Carbon accounting in the objective function variables

P_carbon: what producers will play for the carbon emissions from their hydrogen production U_carbon: added utility to the model based on the avoided cost of paying for carbon emissions for each consumer

U_carbon_capture_credit: the tax credit that producers (specifically SMR with CCS) get for capturing and storing carbon (45Q essentially)

Add clean hydrogen production tax credit to model

bradenpecora commented 2 years ago

U_carbon and breakevenCarbon_g_MJ

breakevenCarbon_g_MJ is the carbon rate of the non-hydrogen producers that currently meet that demand (before using hydrogen). The breakeven carbon is converted from g/MJ to tonCO2/tonH2 (?):

# unit conversion 120,000 MJ/tonH2, 1,000,000 g/tonCO2:
 self.carbon_g_MJ_to_t_tH2 = 120000.0 / 1000000.0
...
m.cons_breakevenCarbon = pe.Param(
        m.consumer_set,
        initialize=lambda m, i: g.nodes[i].get("breakevenCarbon_g_MJ", 0)
        * H.carbon_g_MJ_to_t_tH2,
    )

This is used to calculate the utility of a CHEC: $U\text{carbon} = \left ( \sum\text{nodes} CHEC_\text{demand} \text{(TonH2)} breakevenCarbon ( \frac{\text{TonCO2}}{\text{TonH2}} )\right ) carbon \textunderscore price (\frac{Dollar}{TonCO2})$.

I think this framework is intended to give more value to a CHEC when it is utilized by a sector that emits more CO2.

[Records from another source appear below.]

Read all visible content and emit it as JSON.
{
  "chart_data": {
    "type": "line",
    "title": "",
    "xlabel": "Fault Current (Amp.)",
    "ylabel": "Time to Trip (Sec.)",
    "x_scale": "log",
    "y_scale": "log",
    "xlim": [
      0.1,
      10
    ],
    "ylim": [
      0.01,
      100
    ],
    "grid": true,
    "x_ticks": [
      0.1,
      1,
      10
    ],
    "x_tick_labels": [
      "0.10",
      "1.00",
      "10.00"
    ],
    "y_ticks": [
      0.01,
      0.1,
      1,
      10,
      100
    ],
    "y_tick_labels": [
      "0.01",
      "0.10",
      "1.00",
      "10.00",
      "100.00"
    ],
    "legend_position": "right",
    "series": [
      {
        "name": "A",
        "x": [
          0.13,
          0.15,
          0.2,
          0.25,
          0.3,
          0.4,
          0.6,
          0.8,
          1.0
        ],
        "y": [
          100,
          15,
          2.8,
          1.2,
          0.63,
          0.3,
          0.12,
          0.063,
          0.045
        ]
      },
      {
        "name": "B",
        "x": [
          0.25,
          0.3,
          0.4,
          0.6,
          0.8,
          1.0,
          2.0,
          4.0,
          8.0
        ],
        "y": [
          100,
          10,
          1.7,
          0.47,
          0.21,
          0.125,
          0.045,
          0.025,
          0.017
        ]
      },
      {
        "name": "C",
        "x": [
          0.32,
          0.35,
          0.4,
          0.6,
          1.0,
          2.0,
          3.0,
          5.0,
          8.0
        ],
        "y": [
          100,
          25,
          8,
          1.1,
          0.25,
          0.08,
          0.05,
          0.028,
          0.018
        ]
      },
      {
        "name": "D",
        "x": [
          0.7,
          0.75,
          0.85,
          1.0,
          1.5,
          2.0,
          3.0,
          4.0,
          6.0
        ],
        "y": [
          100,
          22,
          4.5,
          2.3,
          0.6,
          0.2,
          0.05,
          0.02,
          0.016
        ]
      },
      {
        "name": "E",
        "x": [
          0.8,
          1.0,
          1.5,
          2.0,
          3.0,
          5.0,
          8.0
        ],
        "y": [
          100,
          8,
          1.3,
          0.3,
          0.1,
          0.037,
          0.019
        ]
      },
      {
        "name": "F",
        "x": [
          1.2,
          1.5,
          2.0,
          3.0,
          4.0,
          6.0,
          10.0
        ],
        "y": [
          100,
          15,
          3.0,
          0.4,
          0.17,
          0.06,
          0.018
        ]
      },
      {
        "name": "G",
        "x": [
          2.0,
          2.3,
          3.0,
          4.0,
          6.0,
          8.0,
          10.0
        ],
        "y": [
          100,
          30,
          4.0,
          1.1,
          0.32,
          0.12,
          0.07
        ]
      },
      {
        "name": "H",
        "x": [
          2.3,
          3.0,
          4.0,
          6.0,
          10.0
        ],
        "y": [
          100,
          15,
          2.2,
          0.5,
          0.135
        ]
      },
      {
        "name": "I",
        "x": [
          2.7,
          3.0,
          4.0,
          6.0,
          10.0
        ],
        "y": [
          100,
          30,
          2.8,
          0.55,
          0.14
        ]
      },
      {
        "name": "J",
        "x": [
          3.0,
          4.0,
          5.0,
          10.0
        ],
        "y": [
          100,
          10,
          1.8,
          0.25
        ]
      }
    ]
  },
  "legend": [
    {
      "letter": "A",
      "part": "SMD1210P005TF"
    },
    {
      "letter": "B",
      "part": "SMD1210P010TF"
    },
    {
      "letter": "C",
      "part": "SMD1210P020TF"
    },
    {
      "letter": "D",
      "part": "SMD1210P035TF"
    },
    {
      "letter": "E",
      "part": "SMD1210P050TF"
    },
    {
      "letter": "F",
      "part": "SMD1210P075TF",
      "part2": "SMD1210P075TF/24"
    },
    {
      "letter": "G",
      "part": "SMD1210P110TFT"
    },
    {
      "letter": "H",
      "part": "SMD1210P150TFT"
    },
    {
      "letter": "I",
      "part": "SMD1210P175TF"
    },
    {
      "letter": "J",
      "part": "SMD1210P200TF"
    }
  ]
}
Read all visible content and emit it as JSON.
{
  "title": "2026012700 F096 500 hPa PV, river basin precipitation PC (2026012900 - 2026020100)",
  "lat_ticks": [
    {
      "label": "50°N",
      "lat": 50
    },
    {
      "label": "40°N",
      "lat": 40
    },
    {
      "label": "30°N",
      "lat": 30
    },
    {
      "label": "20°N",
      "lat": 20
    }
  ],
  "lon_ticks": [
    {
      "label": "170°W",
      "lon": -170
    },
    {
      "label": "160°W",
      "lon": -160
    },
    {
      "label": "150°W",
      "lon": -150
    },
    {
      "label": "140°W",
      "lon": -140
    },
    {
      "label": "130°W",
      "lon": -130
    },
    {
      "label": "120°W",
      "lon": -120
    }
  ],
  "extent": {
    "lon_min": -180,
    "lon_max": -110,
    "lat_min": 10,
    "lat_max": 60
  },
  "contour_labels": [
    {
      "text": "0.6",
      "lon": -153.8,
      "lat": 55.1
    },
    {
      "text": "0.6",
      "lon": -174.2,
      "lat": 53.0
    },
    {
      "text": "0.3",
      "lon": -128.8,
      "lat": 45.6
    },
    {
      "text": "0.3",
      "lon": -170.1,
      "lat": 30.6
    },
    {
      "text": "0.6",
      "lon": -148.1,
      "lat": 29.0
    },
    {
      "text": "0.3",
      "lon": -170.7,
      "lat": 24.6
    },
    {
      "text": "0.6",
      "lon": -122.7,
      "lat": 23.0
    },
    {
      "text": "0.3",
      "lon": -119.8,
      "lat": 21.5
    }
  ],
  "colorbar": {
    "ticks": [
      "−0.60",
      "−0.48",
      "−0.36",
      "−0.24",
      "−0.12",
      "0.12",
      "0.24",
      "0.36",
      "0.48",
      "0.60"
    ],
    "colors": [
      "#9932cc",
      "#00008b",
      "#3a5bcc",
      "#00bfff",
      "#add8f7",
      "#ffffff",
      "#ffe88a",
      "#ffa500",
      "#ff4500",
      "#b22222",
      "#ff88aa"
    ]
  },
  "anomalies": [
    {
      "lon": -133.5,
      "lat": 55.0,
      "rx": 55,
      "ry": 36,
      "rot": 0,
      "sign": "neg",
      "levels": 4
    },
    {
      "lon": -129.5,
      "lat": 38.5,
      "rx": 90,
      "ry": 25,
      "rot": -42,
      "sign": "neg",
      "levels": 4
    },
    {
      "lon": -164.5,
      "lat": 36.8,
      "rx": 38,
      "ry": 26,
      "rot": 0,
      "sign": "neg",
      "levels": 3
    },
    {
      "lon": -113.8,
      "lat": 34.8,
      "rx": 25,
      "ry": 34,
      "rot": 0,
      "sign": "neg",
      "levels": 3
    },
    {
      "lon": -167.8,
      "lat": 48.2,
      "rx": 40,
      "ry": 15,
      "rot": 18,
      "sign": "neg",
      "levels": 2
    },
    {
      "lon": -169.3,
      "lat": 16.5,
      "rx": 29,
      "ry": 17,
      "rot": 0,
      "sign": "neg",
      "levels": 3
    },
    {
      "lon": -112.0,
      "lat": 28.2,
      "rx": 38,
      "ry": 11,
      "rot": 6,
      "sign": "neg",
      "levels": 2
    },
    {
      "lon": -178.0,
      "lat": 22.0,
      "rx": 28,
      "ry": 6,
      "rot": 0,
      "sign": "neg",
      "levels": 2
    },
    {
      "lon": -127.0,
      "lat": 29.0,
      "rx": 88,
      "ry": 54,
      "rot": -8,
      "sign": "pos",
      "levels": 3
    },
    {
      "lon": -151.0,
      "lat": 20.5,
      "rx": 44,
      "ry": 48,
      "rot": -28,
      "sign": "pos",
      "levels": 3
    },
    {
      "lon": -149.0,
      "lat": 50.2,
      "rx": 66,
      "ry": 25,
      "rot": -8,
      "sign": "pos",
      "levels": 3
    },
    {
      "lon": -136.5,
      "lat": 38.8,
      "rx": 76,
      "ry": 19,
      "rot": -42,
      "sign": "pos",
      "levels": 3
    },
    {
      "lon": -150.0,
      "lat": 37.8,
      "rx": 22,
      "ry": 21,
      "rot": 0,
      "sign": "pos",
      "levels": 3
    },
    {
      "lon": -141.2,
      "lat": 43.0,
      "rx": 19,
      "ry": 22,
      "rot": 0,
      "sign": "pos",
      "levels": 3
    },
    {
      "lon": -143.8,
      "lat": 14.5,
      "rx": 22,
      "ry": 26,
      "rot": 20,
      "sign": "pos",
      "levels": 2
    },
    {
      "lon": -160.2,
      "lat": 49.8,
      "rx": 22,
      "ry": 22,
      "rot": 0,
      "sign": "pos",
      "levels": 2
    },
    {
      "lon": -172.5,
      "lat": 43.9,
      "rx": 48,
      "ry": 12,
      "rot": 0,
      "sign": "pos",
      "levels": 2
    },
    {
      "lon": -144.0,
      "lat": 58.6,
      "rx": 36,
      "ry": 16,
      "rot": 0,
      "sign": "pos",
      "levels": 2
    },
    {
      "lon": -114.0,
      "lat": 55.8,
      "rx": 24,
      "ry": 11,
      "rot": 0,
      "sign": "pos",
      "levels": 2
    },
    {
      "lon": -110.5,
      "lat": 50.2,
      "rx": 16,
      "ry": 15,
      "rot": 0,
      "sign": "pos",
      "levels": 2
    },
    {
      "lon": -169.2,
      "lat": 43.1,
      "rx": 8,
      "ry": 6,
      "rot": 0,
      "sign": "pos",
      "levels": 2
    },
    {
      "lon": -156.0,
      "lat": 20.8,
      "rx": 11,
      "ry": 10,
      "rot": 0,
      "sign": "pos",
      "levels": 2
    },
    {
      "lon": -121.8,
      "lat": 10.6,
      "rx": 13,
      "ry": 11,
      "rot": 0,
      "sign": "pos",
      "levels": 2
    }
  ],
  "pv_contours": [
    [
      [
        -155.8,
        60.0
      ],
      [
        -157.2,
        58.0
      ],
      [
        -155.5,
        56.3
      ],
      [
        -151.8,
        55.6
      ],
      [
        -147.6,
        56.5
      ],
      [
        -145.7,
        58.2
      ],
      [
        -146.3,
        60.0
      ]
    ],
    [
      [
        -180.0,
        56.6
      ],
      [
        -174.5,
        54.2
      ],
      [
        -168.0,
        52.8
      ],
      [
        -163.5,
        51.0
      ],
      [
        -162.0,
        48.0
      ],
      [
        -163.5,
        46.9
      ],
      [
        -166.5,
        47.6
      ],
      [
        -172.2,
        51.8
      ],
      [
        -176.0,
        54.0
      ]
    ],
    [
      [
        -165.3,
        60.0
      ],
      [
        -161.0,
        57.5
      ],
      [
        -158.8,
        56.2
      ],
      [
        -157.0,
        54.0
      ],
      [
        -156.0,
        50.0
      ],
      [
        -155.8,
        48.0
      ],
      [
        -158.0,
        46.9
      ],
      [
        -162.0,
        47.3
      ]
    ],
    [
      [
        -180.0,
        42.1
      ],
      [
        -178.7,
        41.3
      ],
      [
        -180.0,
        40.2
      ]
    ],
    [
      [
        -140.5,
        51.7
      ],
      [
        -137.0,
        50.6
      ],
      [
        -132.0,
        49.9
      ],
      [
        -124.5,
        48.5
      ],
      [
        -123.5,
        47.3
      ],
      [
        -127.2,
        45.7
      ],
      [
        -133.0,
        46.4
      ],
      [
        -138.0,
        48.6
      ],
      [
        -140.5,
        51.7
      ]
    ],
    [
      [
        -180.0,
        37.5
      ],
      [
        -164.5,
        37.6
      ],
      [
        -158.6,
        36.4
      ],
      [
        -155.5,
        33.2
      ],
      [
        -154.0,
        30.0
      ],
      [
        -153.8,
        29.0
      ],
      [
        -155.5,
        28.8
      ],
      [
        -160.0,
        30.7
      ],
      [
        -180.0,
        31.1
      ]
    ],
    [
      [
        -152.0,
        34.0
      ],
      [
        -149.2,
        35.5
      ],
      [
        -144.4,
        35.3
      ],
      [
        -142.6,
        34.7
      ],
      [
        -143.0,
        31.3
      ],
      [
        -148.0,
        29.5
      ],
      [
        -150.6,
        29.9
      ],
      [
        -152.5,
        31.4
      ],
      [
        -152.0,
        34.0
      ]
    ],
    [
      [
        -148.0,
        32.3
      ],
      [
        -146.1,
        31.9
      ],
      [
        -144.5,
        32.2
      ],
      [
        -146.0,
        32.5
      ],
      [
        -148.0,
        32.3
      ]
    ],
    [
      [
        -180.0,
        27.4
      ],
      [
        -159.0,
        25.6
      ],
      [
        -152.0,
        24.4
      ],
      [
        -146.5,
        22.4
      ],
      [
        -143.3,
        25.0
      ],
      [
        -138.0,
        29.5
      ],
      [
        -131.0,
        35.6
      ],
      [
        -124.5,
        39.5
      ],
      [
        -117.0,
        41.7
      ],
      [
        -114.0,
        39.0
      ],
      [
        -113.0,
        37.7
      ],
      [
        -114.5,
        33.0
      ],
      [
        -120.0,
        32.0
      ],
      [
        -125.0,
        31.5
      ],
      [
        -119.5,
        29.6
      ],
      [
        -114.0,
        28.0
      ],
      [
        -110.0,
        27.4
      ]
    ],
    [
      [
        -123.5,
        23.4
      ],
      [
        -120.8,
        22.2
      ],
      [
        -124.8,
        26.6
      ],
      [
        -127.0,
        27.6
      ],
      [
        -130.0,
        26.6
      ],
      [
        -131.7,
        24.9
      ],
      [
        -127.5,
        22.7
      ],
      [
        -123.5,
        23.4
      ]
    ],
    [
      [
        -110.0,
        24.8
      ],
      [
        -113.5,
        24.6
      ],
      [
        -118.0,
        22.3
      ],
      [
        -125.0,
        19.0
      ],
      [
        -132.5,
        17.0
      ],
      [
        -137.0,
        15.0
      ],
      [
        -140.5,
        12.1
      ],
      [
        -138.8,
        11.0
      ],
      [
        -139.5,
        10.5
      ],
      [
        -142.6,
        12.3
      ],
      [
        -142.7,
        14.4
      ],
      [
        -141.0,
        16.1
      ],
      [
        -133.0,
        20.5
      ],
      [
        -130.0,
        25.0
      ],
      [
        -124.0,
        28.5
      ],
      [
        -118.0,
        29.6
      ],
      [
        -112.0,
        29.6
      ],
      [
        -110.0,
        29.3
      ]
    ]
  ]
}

There is currently a constraint over consumer nodes in the model that is the only other instance of breakevenCarbon:

consumer_co2_rate = m.cons_breakevenCarbon[node]
consumption_not_satisfied_by_h2 = m.cons_size[node] - m.cons_h[node]

constraint = (
    m.co2_nonHydrogenConsumer[node]
    == consumption_not_satisfied_by_h2 * consumer_co2_rate
)

which seems to define the pyomo variable m.co2_nonHydrogenConsumer as the amount of carbon produced by demand that was unable to be met by the model. This is the only place this variable appears in the model. It is not in the objective nor in any other constraints. Removing the constraint has no impact on the model solve.